I would also abolish all of the loopholes and exemptions that are so hateful to the current White House resident – which includes those he has proposed like exemptions for green energy, exemptions for companies that hire vets, exemptions for companies that continue business in this country and penalties for those which don’t, exemptions for small businesses and college students and building owners who install conservation gadgets, and exemptions for hi-tech producers. I agree with him that everyone should pay their “fair share” and his loopholes are no different from those he hates.

I promised to be brief so I’ll have to leave my comments about government regulation reform, energy independence, housing, downsizing our military, banking reforms, illegal immigration, the Middle East and Israel, the war on terror, and America’s influence in the world for another SOTU speech.

I will say this in closing, however.

We live in a dangerous world and nobody chose us to police it. We can’t run around the world righting every wrong. There are too many of them. But we must be prepared if the bad guys ever try to do us harm. To them, I give this warning.
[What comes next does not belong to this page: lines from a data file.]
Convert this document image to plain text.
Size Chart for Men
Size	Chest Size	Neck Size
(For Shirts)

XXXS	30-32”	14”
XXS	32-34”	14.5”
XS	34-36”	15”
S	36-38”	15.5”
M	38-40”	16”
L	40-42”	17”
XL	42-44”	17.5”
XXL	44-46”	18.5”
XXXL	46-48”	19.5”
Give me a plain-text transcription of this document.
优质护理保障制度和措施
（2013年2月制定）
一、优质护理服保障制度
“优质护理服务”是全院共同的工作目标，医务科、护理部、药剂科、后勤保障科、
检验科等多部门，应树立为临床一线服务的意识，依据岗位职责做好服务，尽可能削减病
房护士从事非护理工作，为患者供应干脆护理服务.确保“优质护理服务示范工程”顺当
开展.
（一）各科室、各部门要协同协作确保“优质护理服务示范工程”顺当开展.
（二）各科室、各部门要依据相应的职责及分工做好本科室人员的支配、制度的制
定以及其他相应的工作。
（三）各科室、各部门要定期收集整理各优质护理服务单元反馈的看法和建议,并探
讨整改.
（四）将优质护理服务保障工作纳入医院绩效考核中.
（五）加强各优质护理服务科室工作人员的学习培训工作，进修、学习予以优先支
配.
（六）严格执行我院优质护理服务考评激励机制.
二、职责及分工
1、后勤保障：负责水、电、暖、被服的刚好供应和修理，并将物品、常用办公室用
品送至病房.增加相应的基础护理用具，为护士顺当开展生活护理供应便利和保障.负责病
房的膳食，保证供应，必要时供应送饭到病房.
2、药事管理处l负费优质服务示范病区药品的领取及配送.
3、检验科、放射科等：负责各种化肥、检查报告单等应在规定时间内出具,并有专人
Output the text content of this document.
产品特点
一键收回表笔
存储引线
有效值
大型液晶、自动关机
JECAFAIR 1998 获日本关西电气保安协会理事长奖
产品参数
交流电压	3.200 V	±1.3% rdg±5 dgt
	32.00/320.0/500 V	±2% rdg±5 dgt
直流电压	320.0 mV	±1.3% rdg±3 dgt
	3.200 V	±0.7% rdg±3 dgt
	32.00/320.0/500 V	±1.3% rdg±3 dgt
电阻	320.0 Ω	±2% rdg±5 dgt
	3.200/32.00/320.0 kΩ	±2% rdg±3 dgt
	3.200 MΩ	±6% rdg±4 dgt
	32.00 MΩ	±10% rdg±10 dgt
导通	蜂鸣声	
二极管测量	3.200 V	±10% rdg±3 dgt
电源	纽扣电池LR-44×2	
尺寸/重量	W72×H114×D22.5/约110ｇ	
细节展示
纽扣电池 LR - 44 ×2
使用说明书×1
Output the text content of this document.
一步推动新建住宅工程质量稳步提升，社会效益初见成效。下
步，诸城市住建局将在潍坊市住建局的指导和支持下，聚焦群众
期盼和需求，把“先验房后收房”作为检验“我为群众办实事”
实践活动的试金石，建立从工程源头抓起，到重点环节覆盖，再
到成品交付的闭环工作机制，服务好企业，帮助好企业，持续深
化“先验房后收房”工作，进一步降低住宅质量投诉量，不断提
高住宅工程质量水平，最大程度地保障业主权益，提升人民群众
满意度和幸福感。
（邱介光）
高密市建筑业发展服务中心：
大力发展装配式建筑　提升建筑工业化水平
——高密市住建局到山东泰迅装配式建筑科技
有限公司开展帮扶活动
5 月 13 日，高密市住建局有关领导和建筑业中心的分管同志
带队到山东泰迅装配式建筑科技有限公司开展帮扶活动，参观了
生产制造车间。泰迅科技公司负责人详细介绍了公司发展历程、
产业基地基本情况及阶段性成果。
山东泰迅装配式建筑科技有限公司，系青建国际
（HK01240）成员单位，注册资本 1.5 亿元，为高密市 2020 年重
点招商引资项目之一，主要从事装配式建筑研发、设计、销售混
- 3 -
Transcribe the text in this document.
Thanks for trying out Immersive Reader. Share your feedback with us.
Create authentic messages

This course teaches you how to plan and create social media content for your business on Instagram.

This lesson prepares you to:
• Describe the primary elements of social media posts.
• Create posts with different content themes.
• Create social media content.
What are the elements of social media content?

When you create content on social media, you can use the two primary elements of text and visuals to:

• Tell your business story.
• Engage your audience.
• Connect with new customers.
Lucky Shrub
When I was a boy, my parents moved around a lot. Every time we moved I found myself in a new pecking order of toughness in the neighborhood. I wasn’t a big kid but I learned unless I wanted to be in a lot of fights – which I didn’t – I had to have a plan. Therefore, when my parents moved to another city or neighborhood, I checked around to learn who the biggest bully was. Then I would find that boy and pick a fight with him. I’d beat the daylights out of him and sometimes I’d get the daylights beat out of me in the process. I never lost a fight, though some were draws. But after that, I didn’t have to fight anymore. And, I had a lot of friends.

Bad guys of the world: you’ve been warned.

Thank you and good night. God bless all of you. And God bless America!